The court heard that a safety briefing had been held that morning by the safety supervisor employed by Express 21, including a reminder not to go to unsafe areas and to wear equipment such as helmets at all times.
Mr Ravichandran was assigned along with two other men to do housekeeping works, clearing and cutting electrical wire and removing electrical trunking.
They tossed the debris from the second floor into the escalator pit at the first floor, and later went into the pit to clear the items.
While work was ongoing, one of the workers who was in the pit clearing the debris heard "a loud noise like a wooden plank breaking". He looked up and saw a hole in the pit and alerted the rest that Mr Ravichandran had fallen down.
They went to the basement and saw Mr Ravichandran's motionless body lying face-down on the ground. He was later taken to hospital unresponsive and without a pulse, and was pronounced dead later that morning.
The High Commission of India and the Ministry of Foreign Affairs were notified of the demise later that day, and MOM conducted investigations.

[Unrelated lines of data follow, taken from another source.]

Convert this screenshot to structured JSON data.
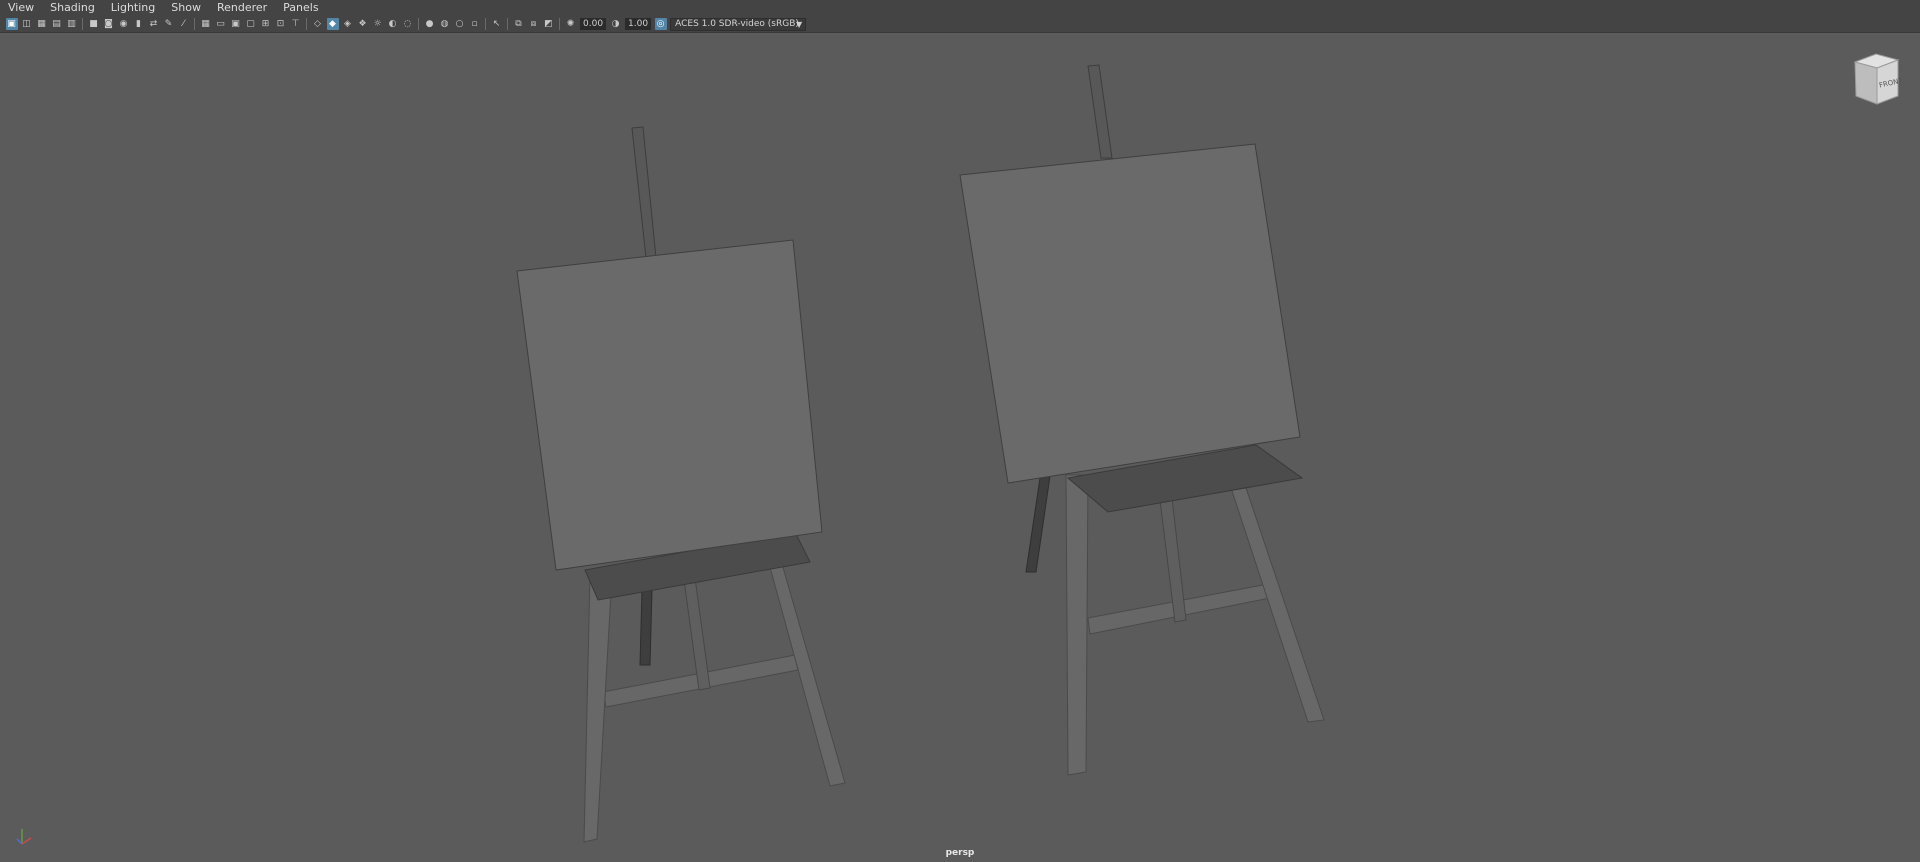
{
  "menubar": {
    "items": [
      {
        "label": "View"
      },
      {
        "label": "Shading"
      },
      {
        "label": "Lighting"
      },
      {
        "label": "Show"
      },
      {
        "label": "Renderer"
      },
      {
        "label": "Panels"
      }
    ]
  },
  "toolbar": {
    "exposure_value": "0.00",
    "gamma_value": "1.00",
    "color_space": "ACES 1.0 SDR-video (sRGB)",
    "colors": {
      "active_icon": "#5285a6",
      "bar": "#444444"
    }
  },
  "viewport": {
    "background": "#5b5b5b",
    "viewcube_label": "FRONT",
    "camera_label": "persp"
  }
}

The probe revealed that the pit at Level 1 had previously housed the escalator and its motor, but these were removed in late October 2019. To prevent workers from falling into the pit, the building occupier had barricades installed, but an unidentified person later removed the front barricade and replaced it with just netting.
Mr Ravichandran had probably removed the netting to gain access into the pit to remove electrical fixtures, said the coroner.

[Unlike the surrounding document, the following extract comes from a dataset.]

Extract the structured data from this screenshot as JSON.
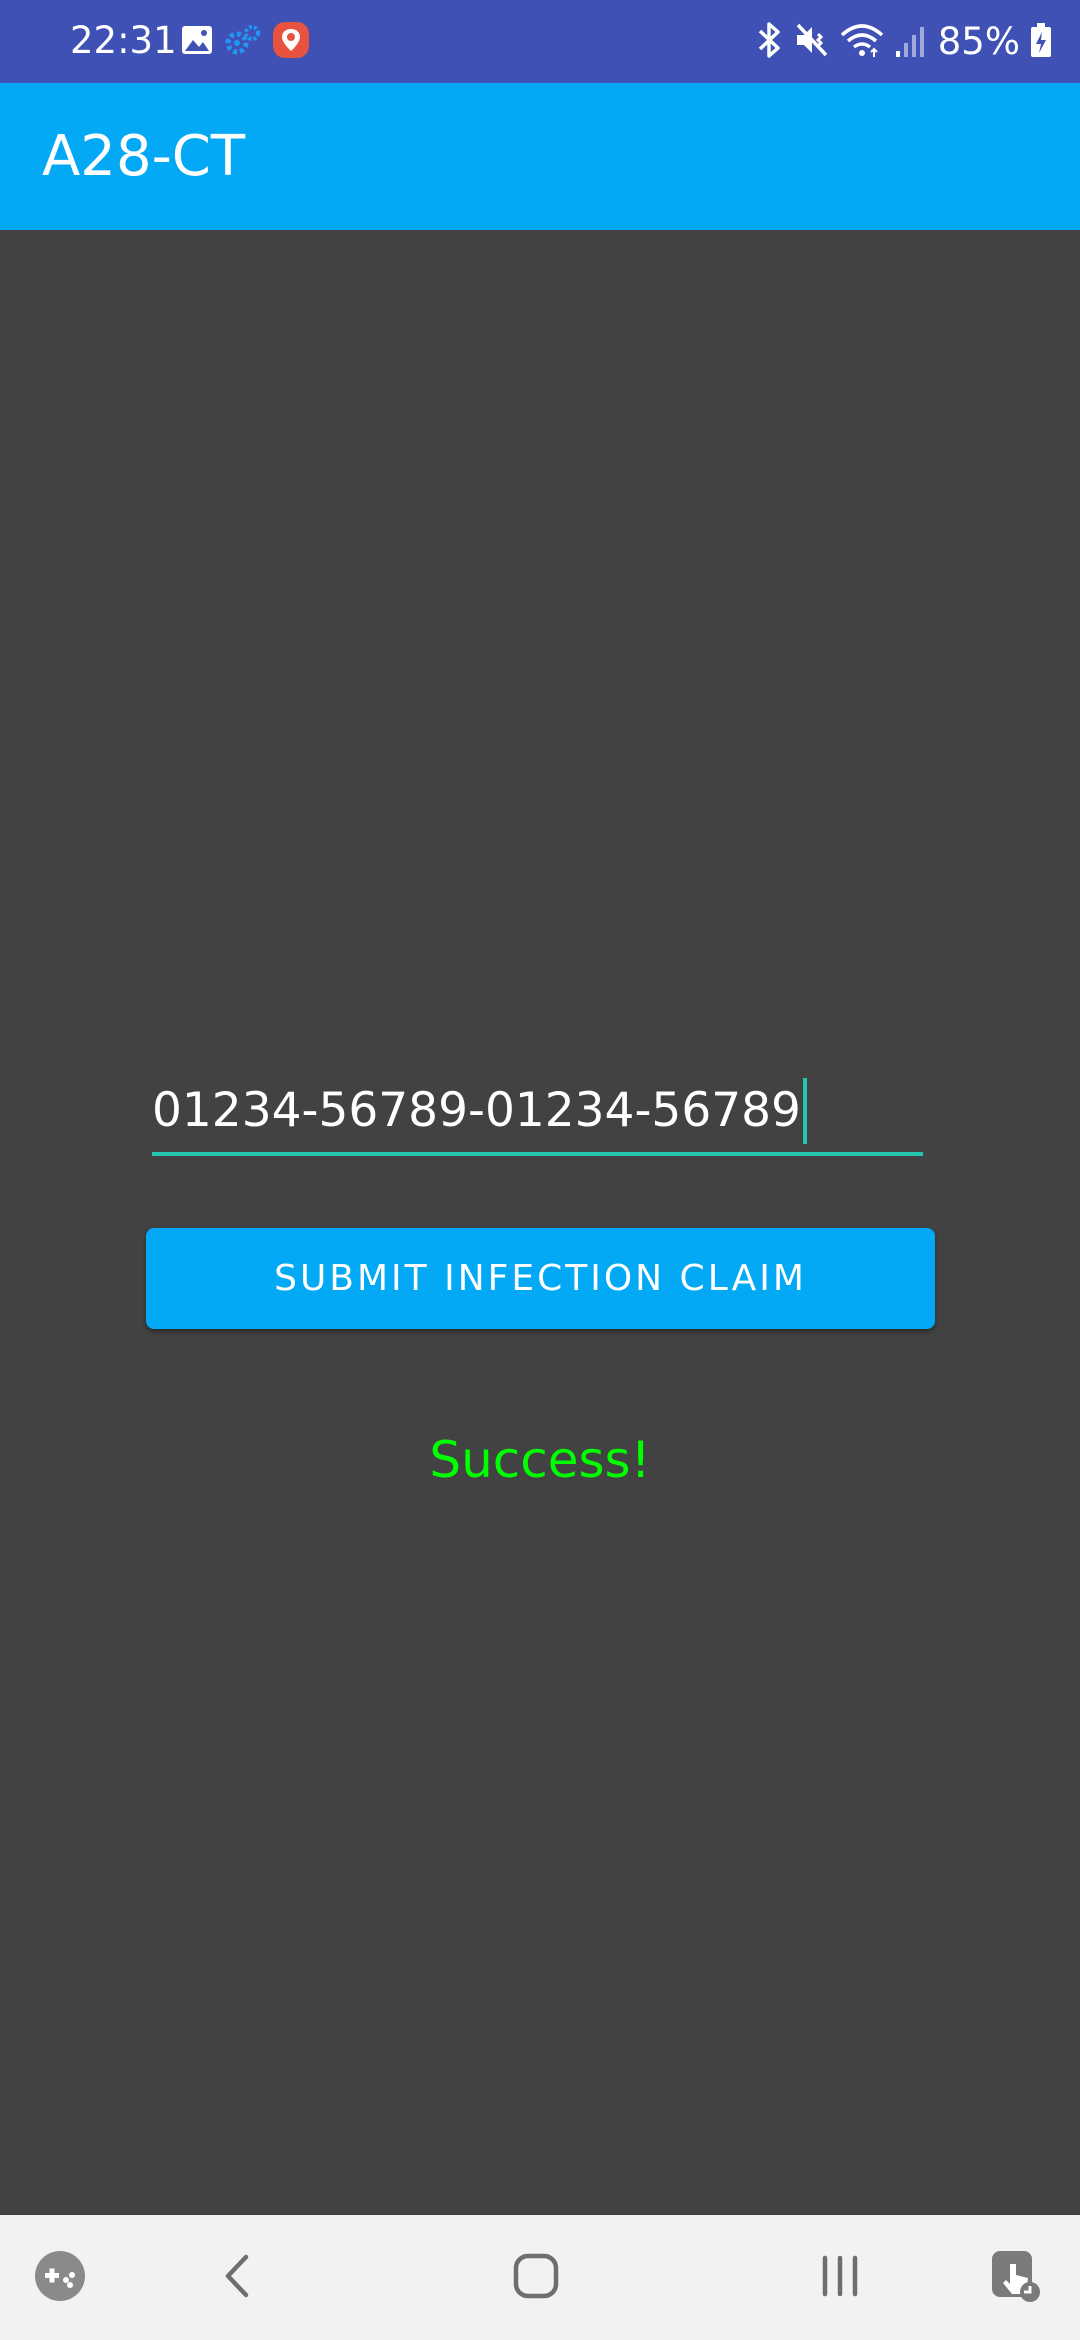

Four gypsum boards - which are used as partitions and linings of walls and the like, but are unable to withstand a person's weight - covered a void at the right of the pit. The boards were separated from the pit by a concrete beam.
However, because of previous hacking and demolition near the pit, the area was covered in a layer of concrete dust such that the concrete beam and the boards appeared the same.
When Mr Ravichandran stepped on one of the boards at the side of the pit, it broke and landed on the basement floor in six pieces that were found along with his helmet.
A review of his working hours in the three months before his demise did not find that he worked excessive hours, and he appeared normal during the meeting before the works began, ruling out work fatigue as contributing to the fall.
A review found that no one knew about the presence of the boards and the dangers they posed, and no safe work practices had been established by Express 21 for housekeeping works.
MOM found that such fragile surfaces are commonly found in such work sites and falling through them is considered a foreseeable risk.
The ministry is currently considering taking action against Express 21 and the building occupier under the Workplace Safety and Health Act.
The coroner reiterated two points made by the Workplace Safety and Heath Council in an accident bulletin issued after Mr Ravichandran's demise.
Floor openings should be securely covered whenever possible by concrete slabs or metal gratings. If it is unavoidable to use fragile surfaces like gypsum boards, the areas should be marked with clear signs and demarcated to prevent workers from entering the hazard zone and stepping on any of the surfaces.
The coroner added that there should be proper communication prior to starting work, in the form of a pre-work briefing highlighting site hazards and how to carry out work safely.
He extended his deepest condolences to Mr Ravichandran's family, who could not attend the hearing, for their very tragic loss.